I have never met a dad who wanted to be a failure at the job. On the other hand it is probably true that as fathers, none of us is the dad we would like to be. The busyness of life tends to get in the way – forcing us to let others take on our responsibilities. Do we concede our privileged, fatherly responsibilities by simply letting the school to teach our child’s mind; the churches to nurture the spirit; television, movies, video games and the Internet to provide entertainment; and the fast food restaurants to take care of daily nutrition?
The brokenness and separation caused by sin compounds the difficulty of the day. We know that a father’s presence in the lives of his children tends to yield good and measurable benefits while a dad’s absence may create an equally significant risk for harm. There are many circumstances that make it difficult for a father today to be present in the lives of his children (divorce, separation, unmarried parents, widowhood). But is a father’s presence limited to his physical presence? Don’t we have a perfect model to follow?
God Himself is the perfect father. Often when thinking about God as Father we allow personal experiences with earthly fathers to influence how we see our Father in Heaven. But it should be the other way around! As the perfect example, God the Father shows us the standard of what an earthly father should be like.
Without question, God’s main characteristic as a Father is that God is love. But God’s love is more than an emotion – it is a powerful motivation to act on behalf of His children. He manifests this in many ways:
He is accepting, which is clearly shown through His display of mercy for humanity (Joel 2:13, Mic. 7:18, Ti. 3:5).
He is accessible to His children because He has revealed Himself through His Son, the Lord Jesus Christ (Jn. 1:1, 14, 14:9; Heb. 1:1-3). We have access to Him through prayer in Jesus name (Mt. 6:9-13, Rom. 8:15, Gal. 4:6, Eph. 3:12, Heb. 4:16).

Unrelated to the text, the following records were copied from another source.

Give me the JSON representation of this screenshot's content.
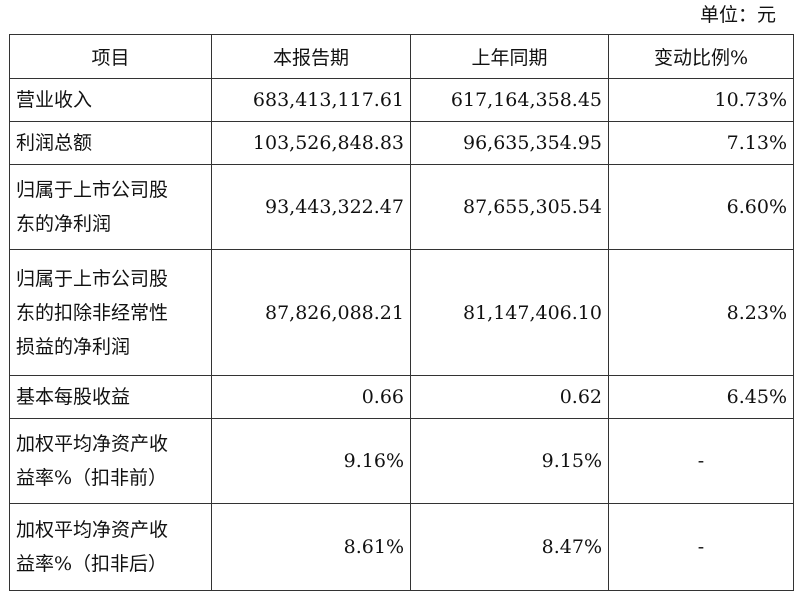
{
  "unit_note": "单位：元",
  "table": {
    "headers": [
      "项目",
      "本报告期",
      "上年同期",
      "变动比例%"
    ],
    "rows": [
      {
        "label_lines": [
          "营业收入"
        ],
        "current": "683,413,117.61",
        "prior": "617,164,358.45",
        "change": "10.73%"
      },
      {
        "label_lines": [
          "利润总额"
        ],
        "current": "103,526,848.83",
        "prior": "96,635,354.95",
        "change": "7.13%"
      },
      {
        "label_lines": [
          "归属于上市公司股",
          "东的净利润"
        ],
        "current": "93,443,322.47",
        "prior": "87,655,305.54",
        "change": "6.60%"
      },
      {
        "label_lines": [
          "归属于上市公司股",
          "东的扣除非经常性",
          "损益的净利润"
        ],
        "current": "87,826,088.21",
        "prior": "81,147,406.10",
        "change": "8.23%"
      },
      {
        "label_lines": [
          "基本每股收益"
        ],
        "current": "0.66",
        "prior": "0.62",
        "change": "6.45%"
      },
      {
        "label_lines": [
          "加权平均净资产收",
          "益率%（扣非前）"
        ],
        "current": "9.16%",
        "prior": "9.15%",
        "change": "-"
      },
      {
        "label_lines": [
          "加权平均净资产收",
          "益率%（扣非后）"
        ],
        "current": "8.61%",
        "prior": "8.47%",
        "change": "-"
      }
    ]
  }
}
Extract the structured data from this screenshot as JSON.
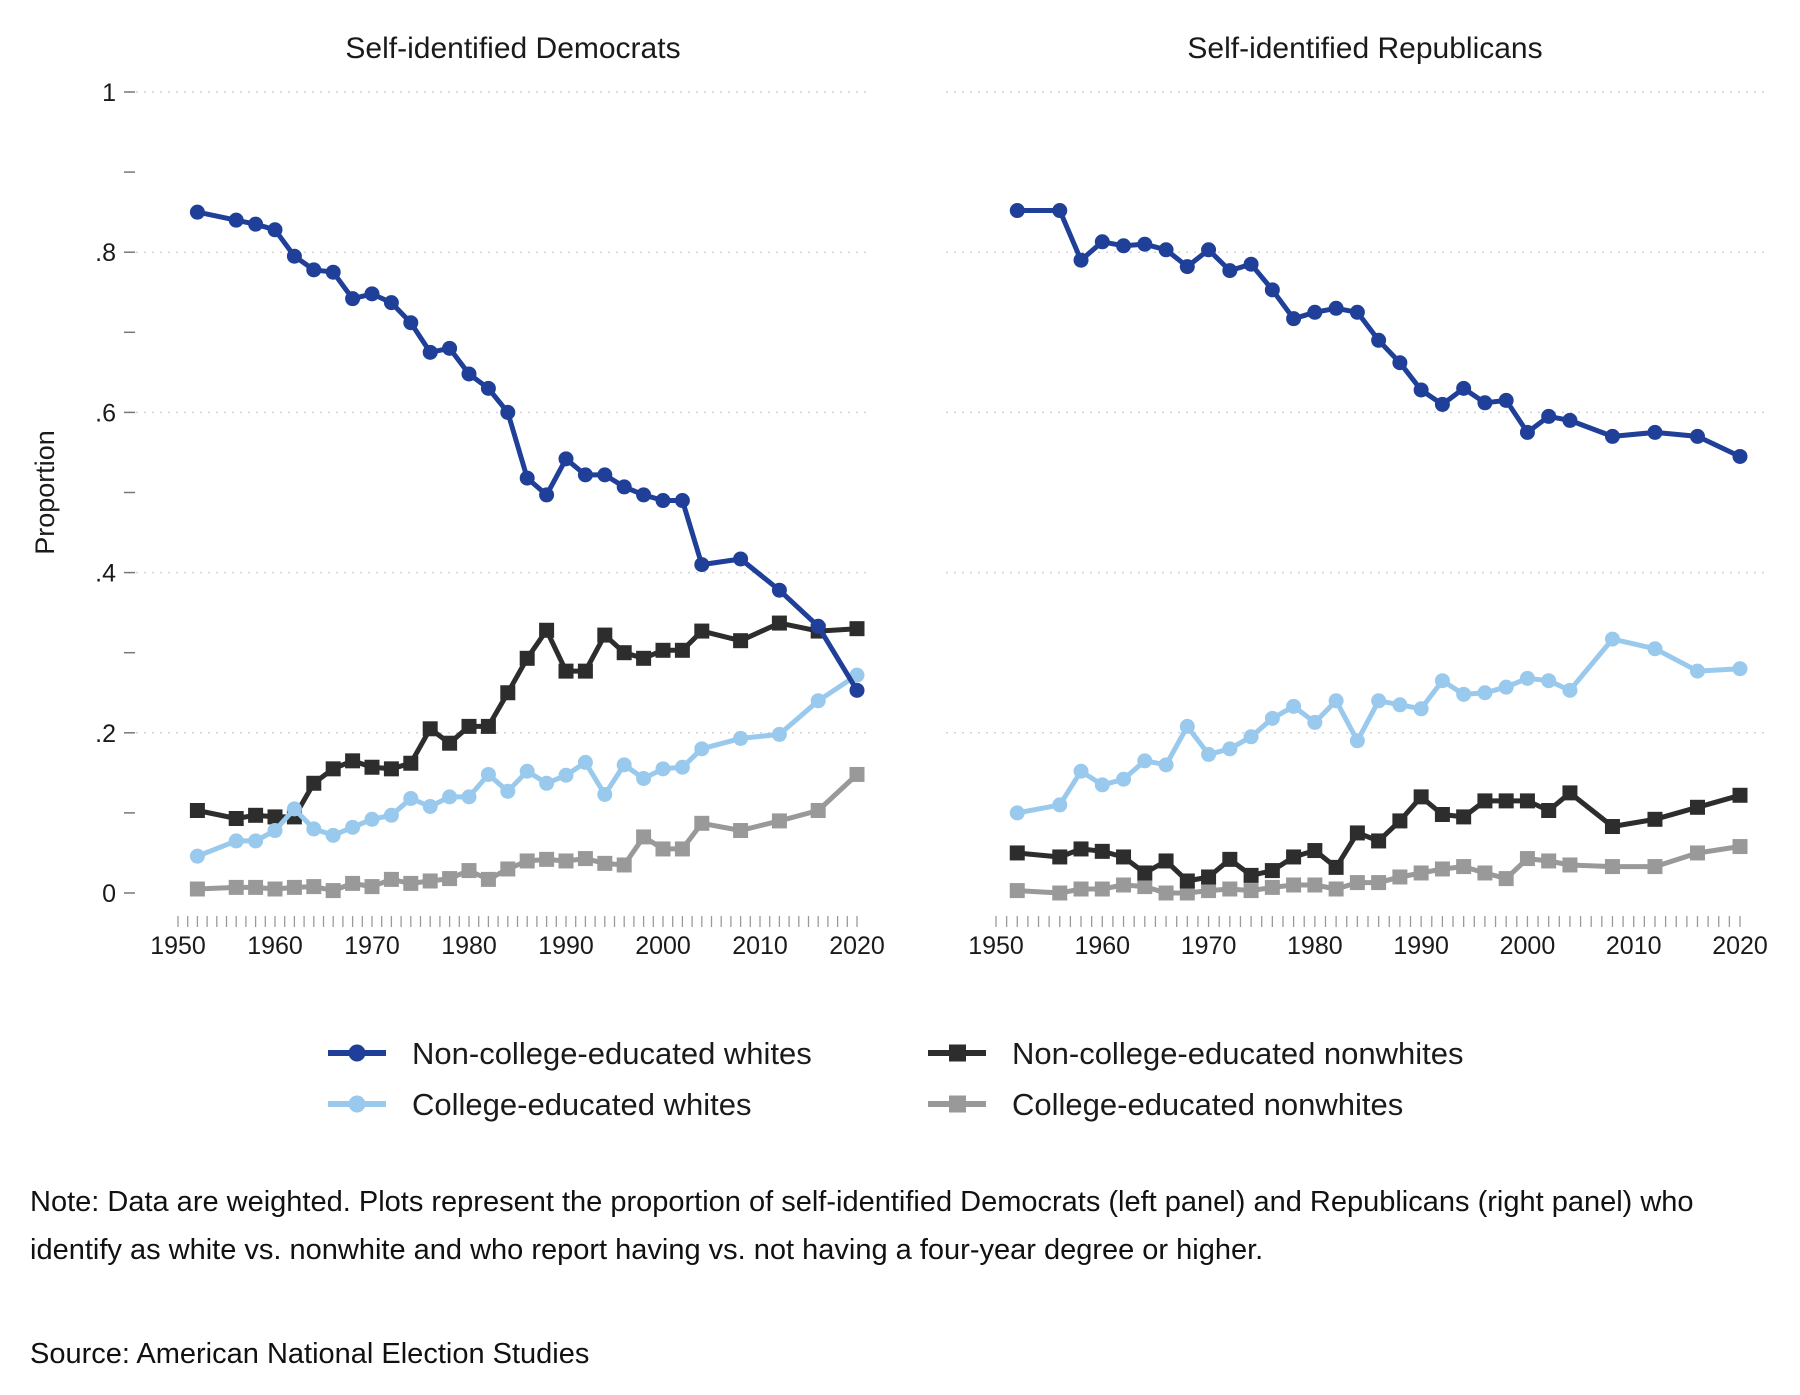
{
  "chart_data": [
    {
      "type": "line",
      "title": "Self-identified Democrats",
      "ylabel": "Proportion",
      "xlim": [
        1950,
        2020
      ],
      "ylim": [
        0,
        1
      ],
      "x_ticks": [
        1950,
        1960,
        1970,
        1980,
        1990,
        2000,
        2010,
        2020
      ],
      "y_ticks": [
        {
          "value": 0,
          "label": "0"
        },
        {
          "value": 0.2,
          "label": ".2"
        },
        {
          "value": 0.4,
          "label": ".4"
        },
        {
          "value": 0.6,
          "label": ".6"
        },
        {
          "value": 0.8,
          "label": ".8"
        },
        {
          "value": 1,
          "label": "1"
        }
      ],
      "grid": true,
      "series": [
        {
          "key": "ncw",
          "x": [
            1952,
            1956,
            1958,
            1960,
            1962,
            1964,
            1966,
            1968,
            1970,
            1972,
            1974,
            1976,
            1978,
            1980,
            1982,
            1984,
            1986,
            1988,
            1990,
            1992,
            1994,
            1996,
            1998,
            2000,
            2002,
            2004,
            2008,
            2012,
            2016,
            2020
          ],
          "y": [
            0.85,
            0.84,
            0.835,
            0.828,
            0.795,
            0.778,
            0.775,
            0.742,
            0.748,
            0.737,
            0.712,
            0.675,
            0.68,
            0.648,
            0.63,
            0.6,
            0.518,
            0.497,
            0.542,
            0.522,
            0.522,
            0.507,
            0.497,
            0.49,
            0.49,
            0.41,
            0.417,
            0.378,
            0.333,
            0.253
          ]
        },
        {
          "key": "cw",
          "x": [
            1952,
            1956,
            1958,
            1960,
            1962,
            1964,
            1966,
            1968,
            1970,
            1972,
            1974,
            1976,
            1978,
            1980,
            1982,
            1984,
            1986,
            1988,
            1990,
            1992,
            1994,
            1996,
            1998,
            2000,
            2002,
            2004,
            2008,
            2012,
            2016,
            2020
          ],
          "y": [
            0.046,
            0.065,
            0.065,
            0.078,
            0.105,
            0.08,
            0.072,
            0.082,
            0.092,
            0.097,
            0.118,
            0.108,
            0.12,
            0.12,
            0.148,
            0.127,
            0.152,
            0.137,
            0.147,
            0.163,
            0.123,
            0.16,
            0.143,
            0.155,
            0.157,
            0.18,
            0.193,
            0.198,
            0.24,
            0.272
          ]
        },
        {
          "key": "ncn",
          "x": [
            1952,
            1956,
            1958,
            1960,
            1962,
            1964,
            1966,
            1968,
            1970,
            1972,
            1974,
            1976,
            1978,
            1980,
            1982,
            1984,
            1986,
            1988,
            1990,
            1992,
            1994,
            1996,
            1998,
            2000,
            2002,
            2004,
            2008,
            2012,
            2016,
            2020
          ],
          "y": [
            0.103,
            0.093,
            0.097,
            0.095,
            0.095,
            0.137,
            0.155,
            0.165,
            0.157,
            0.155,
            0.162,
            0.205,
            0.187,
            0.208,
            0.208,
            0.25,
            0.293,
            0.328,
            0.277,
            0.277,
            0.322,
            0.3,
            0.293,
            0.303,
            0.303,
            0.327,
            0.315,
            0.337,
            0.327,
            0.33
          ]
        },
        {
          "key": "cn",
          "x": [
            1952,
            1956,
            1958,
            1960,
            1962,
            1964,
            1966,
            1968,
            1970,
            1972,
            1974,
            1976,
            1978,
            1980,
            1982,
            1984,
            1986,
            1988,
            1990,
            1992,
            1994,
            1996,
            1998,
            2000,
            2002,
            2004,
            2008,
            2012,
            2016,
            2020
          ],
          "y": [
            0.005,
            0.007,
            0.007,
            0.005,
            0.007,
            0.008,
            0.003,
            0.012,
            0.008,
            0.017,
            0.012,
            0.015,
            0.018,
            0.028,
            0.017,
            0.03,
            0.04,
            0.042,
            0.04,
            0.043,
            0.037,
            0.035,
            0.07,
            0.055,
            0.055,
            0.087,
            0.078,
            0.09,
            0.103,
            0.148
          ]
        }
      ]
    },
    {
      "type": "line",
      "title": "Self-identified Republicans",
      "xlim": [
        1950,
        2020
      ],
      "ylim": [
        0,
        1
      ],
      "x_ticks": [
        1950,
        1960,
        1970,
        1980,
        1990,
        2000,
        2010,
        2020
      ],
      "grid": true,
      "series": [
        {
          "key": "ncw",
          "x": [
            1952,
            1956,
            1958,
            1960,
            1962,
            1964,
            1966,
            1968,
            1970,
            1972,
            1974,
            1976,
            1978,
            1980,
            1982,
            1984,
            1986,
            1988,
            1990,
            1992,
            1994,
            1996,
            1998,
            2000,
            2002,
            2004,
            2008,
            2012,
            2016,
            2020
          ],
          "y": [
            0.852,
            0.852,
            0.79,
            0.813,
            0.808,
            0.81,
            0.803,
            0.782,
            0.803,
            0.777,
            0.785,
            0.753,
            0.717,
            0.725,
            0.73,
            0.725,
            0.69,
            0.662,
            0.628,
            0.61,
            0.63,
            0.612,
            0.615,
            0.575,
            0.595,
            0.59,
            0.57,
            0.575,
            0.57,
            0.545
          ]
        },
        {
          "key": "cw",
          "x": [
            1952,
            1956,
            1958,
            1960,
            1962,
            1964,
            1966,
            1968,
            1970,
            1972,
            1974,
            1976,
            1978,
            1980,
            1982,
            1984,
            1986,
            1988,
            1990,
            1992,
            1994,
            1996,
            1998,
            2000,
            2002,
            2004,
            2008,
            2012,
            2016,
            2020
          ],
          "y": [
            0.1,
            0.11,
            0.152,
            0.135,
            0.142,
            0.165,
            0.16,
            0.208,
            0.173,
            0.18,
            0.195,
            0.218,
            0.233,
            0.213,
            0.24,
            0.19,
            0.24,
            0.235,
            0.23,
            0.265,
            0.248,
            0.25,
            0.257,
            0.268,
            0.265,
            0.253,
            0.317,
            0.305,
            0.277,
            0.28
          ]
        },
        {
          "key": "ncn",
          "x": [
            1952,
            1956,
            1958,
            1960,
            1962,
            1964,
            1966,
            1968,
            1970,
            1972,
            1974,
            1976,
            1978,
            1980,
            1982,
            1984,
            1986,
            1988,
            1990,
            1992,
            1994,
            1996,
            1998,
            2000,
            2002,
            2004,
            2008,
            2012,
            2016,
            2020
          ],
          "y": [
            0.05,
            0.045,
            0.055,
            0.052,
            0.045,
            0.025,
            0.04,
            0.015,
            0.02,
            0.042,
            0.022,
            0.028,
            0.045,
            0.053,
            0.032,
            0.075,
            0.065,
            0.09,
            0.12,
            0.098,
            0.095,
            0.115,
            0.115,
            0.115,
            0.103,
            0.125,
            0.083,
            0.092,
            0.107,
            0.122
          ]
        },
        {
          "key": "cn",
          "x": [
            1952,
            1956,
            1958,
            1960,
            1962,
            1964,
            1966,
            1968,
            1970,
            1972,
            1974,
            1976,
            1978,
            1980,
            1982,
            1984,
            1986,
            1988,
            1990,
            1992,
            1994,
            1996,
            1998,
            2000,
            2002,
            2004,
            2008,
            2012,
            2016,
            2020
          ],
          "y": [
            0.003,
            0.0,
            0.005,
            0.005,
            0.01,
            0.008,
            0.0,
            0.0,
            0.003,
            0.005,
            0.003,
            0.007,
            0.01,
            0.01,
            0.005,
            0.013,
            0.013,
            0.02,
            0.025,
            0.03,
            0.033,
            0.025,
            0.018,
            0.043,
            0.04,
            0.035,
            0.033,
            0.033,
            0.05,
            0.058
          ]
        }
      ]
    }
  ],
  "legend": {
    "placement": "bottom",
    "items": [
      {
        "key": "ncw",
        "label": "Non-college-educated whites",
        "color": "#1f3f99",
        "marker": "circle"
      },
      {
        "key": "ncn",
        "label": "Non-college-educated nonwhites",
        "color": "#2d2d2d",
        "marker": "square"
      },
      {
        "key": "cw",
        "label": "College-educated whites",
        "color": "#99c9ec",
        "marker": "circle"
      },
      {
        "key": "cn",
        "label": "College-educated nonwhites",
        "color": "#999999",
        "marker": "square"
      }
    ]
  },
  "note": "Note: Data are weighted. Plots represent the proportion of self-identified Democrats (left panel) and Republicans (right panel) who identify as white vs. nonwhite and who report having vs. not having a four-year degree or higher.",
  "source": "Source: American National Election Studies"
}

He is actively present in the life of His children as He helps them in difficult times (Dt. 33:29, Ps. 28:7, Isa. 41:10, Heb. 13:6). He provides for His children’s needs (Ps. 31:19, Mt. 6:31-32, Lk. 12:7, 1 Pet. 5:7). He comforts them when they are hurting (Ps. 27:5, 103:13; Isa. 43:2, 66:13). As a Father He guides His children when direction is needed (Ps. 25:9, 48:14; Isa. 42:16; Jn. 16:13).
He disciplines (or trains) His children not simply by punishing but by providing clear boundaries for them (Ex. 19:12-13, 1 Cor. 10:23). He guides them to the right path (Ps. 1:1, 16:11; Prov. 2:6-11).
He corrects His children when they go in the wrong direction (Dt. 8:5, Prov. 3:12, Rev. 3:19). He sends warnings when disobedience and rebellion prevail (Dt. 18:15-18, Amos 3:7).
He provides opportunities for His children to repent and be restored (Ezek. 18:31, Joel 2:12, Acts 3:19, 2 Cor. 7:10). He does all the discipline or training with love and for the purpose of restoration (Ps. 94:12, Prov. 3:12, Rev. 3:19).
He is a faithful Father in keeping His promises (1 Ki. 8:56, 1 Cor. 1:9, Rom. 4:21, Heb. 6:18). He is also faithful in keeping His commitments (Dt. 7:9; Ps. 36:5, 89:1, 103:17).
He is the good Father displaying His goodness when instructing His children in His ways (Ps. 25:8, 119:68).
In His goodness He is a refuge to His children in times of trouble (Ps. 34:8, 46:1; Nah. 1:7). As a good father He wants the best for His children (Mt. 7:11, Luke 11:13). As a good Father He is loyal and true (Ps. 100:5, 118:1).
Let us be careful, through the power of the Holy Spirit, to apply these characteristics in a practical way to our lives as fathers in the twenty-first century.